La décision parvient en juillet et confirme que Bruno Odermatt doit 14'560 francs à son ancienne employée ainsi que 6500 francs pour les frais d'avocat et de justice. L'entrepreneur fait appel de cette décision. Outre des points de fond, il fait valoir des erreurs de procédure: le tribunal aurait fixé des délais trop courts, aurait négligé des aspects pertinents et ne serait pas assez précis. L'affaire est maintenant portée devant la Cour suprême.

«
Il fait délibérément traîner la procédure en longueur et espère ainsi que je n'aurai plus d'argent pour me battre
Sina Jöhl, cheffe cuisinière
»

«Il fait délibérément traîner la procédure en longueur et espère ainsi que je n'aurai plus d'argent pour me battre», soupçonne Sina Jöhl. Le fait est que même si elle obtient gain de cause, cela n'en vaudra pas la peine.
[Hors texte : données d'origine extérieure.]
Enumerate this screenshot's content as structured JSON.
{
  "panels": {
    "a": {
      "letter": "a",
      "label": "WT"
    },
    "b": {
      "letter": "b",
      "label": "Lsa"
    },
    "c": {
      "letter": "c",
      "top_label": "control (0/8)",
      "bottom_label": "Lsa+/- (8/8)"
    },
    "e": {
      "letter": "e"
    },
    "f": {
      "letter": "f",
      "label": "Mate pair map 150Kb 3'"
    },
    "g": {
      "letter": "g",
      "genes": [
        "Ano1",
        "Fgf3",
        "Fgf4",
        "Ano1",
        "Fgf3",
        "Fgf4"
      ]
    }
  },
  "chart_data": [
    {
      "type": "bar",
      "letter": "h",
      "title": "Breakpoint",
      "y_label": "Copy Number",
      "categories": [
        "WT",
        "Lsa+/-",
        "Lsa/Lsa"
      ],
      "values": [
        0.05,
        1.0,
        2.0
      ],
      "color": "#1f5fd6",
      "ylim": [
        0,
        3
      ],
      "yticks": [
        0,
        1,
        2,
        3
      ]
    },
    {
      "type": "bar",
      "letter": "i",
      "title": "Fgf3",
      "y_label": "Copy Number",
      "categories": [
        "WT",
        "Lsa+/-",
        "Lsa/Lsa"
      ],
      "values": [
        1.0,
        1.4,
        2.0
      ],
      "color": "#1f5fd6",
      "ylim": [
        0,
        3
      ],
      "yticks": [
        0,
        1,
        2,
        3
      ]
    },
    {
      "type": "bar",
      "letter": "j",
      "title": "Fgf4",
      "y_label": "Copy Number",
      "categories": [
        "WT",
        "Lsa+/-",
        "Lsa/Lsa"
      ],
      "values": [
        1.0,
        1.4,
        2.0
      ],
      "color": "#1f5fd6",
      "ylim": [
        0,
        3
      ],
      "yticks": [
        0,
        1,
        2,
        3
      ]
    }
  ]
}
Jusqu'à présent, elle a dépensé environ 14'000 francs pour son avocate, dont seule une petite partie sera remboursée. Aurait-elle saisi le tribunal si elle avait su? «Non», dit-elle d'abord. Puis: «Si, ne serait-ce que par principe. L'argent et le pouvoir ne doivent pas toujours gagner.» Dans la restauration, elle a toujours été confrontée à de tels abus. Les conditions de travail sont extrêmement difficiles et elle recommande à chacun et chacune de souscrire une assurance de protection juridique lorsqu'une telle aventure commence.
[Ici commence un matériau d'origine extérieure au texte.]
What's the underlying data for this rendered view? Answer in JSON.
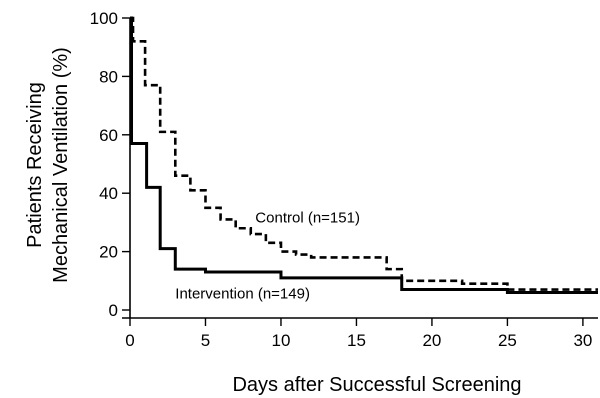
{
  "chart_data": {
    "type": "line",
    "xlabel": "Days after Successful Screening",
    "ylabel_lines": [
      "Patients Receiving",
      "Mechanical Ventilation (%)"
    ],
    "xlim": [
      0,
      31
    ],
    "ylim": [
      0,
      100
    ],
    "xticks": [
      0,
      5,
      10,
      15,
      20,
      25,
      30
    ],
    "yticks": [
      0,
      20,
      40,
      60,
      80,
      100
    ],
    "grid": false,
    "step": true,
    "series": [
      {
        "name": "Control (n=151)",
        "style": "dashed",
        "color": "#000000",
        "x": [
          0,
          0.2,
          1,
          2,
          3,
          4,
          5,
          6,
          7,
          8,
          9,
          10,
          11,
          12,
          17,
          18,
          22,
          25,
          31
        ],
        "y": [
          100,
          92,
          77,
          61,
          46,
          41,
          35,
          31,
          28,
          26,
          23,
          20,
          19,
          18,
          14,
          10,
          9,
          7,
          7
        ]
      },
      {
        "name": "Intervention (n=149)",
        "style": "solid",
        "color": "#000000",
        "x": [
          0,
          0.1,
          1.1,
          2,
          3,
          5,
          10,
          18,
          25,
          31
        ],
        "y": [
          100,
          57,
          42,
          21,
          14,
          13,
          11,
          7,
          6,
          6
        ]
      }
    ],
    "annotations": [
      {
        "text": "Control (n=151)",
        "x": 8.3,
        "y": 30
      },
      {
        "text": "Intervention (n=149)",
        "x": 3,
        "y": 4
      }
    ]
  }
}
Selon l'organe de contrôle de la CCNT, les motifs de plainte les plus fréquents sont les horaires de travail et les avoirs salariaux impayés. L'organisation de travailleurs Hotel & Gastro Union confirme également que les conflits tournent souvent autour de l'argent. Mais dans certains cas, les montants sont trop faibles pour que l'effort d'une action en justice en vaille la peine du point de vue des personnes concernées. «Le nombre de collaborateurs qui ne font pas valoir leurs droits est relativement important», confie l'organisation.

Un nouvel espoir

A la fin de l'interview, le soleil a disparu et des voitures aux phares clignotants roulent dans la vallée. Il y a un an, Sina Jöhl et son compagnon sont revenus s'installer dans cette vallée de Suisse orientale. Il reste encore de longs mois jusqu'au procès devant la Cour suprême. «Heureusement, j'ai de nouveaux projets», dit-elle en posant une main sur son ventre. Dans quelques jours, elle accouchera de sa fille. Un nouvelle recette prendra forme: une jeune mère comblée, une poignée de persévérance et une pincée d'espoir.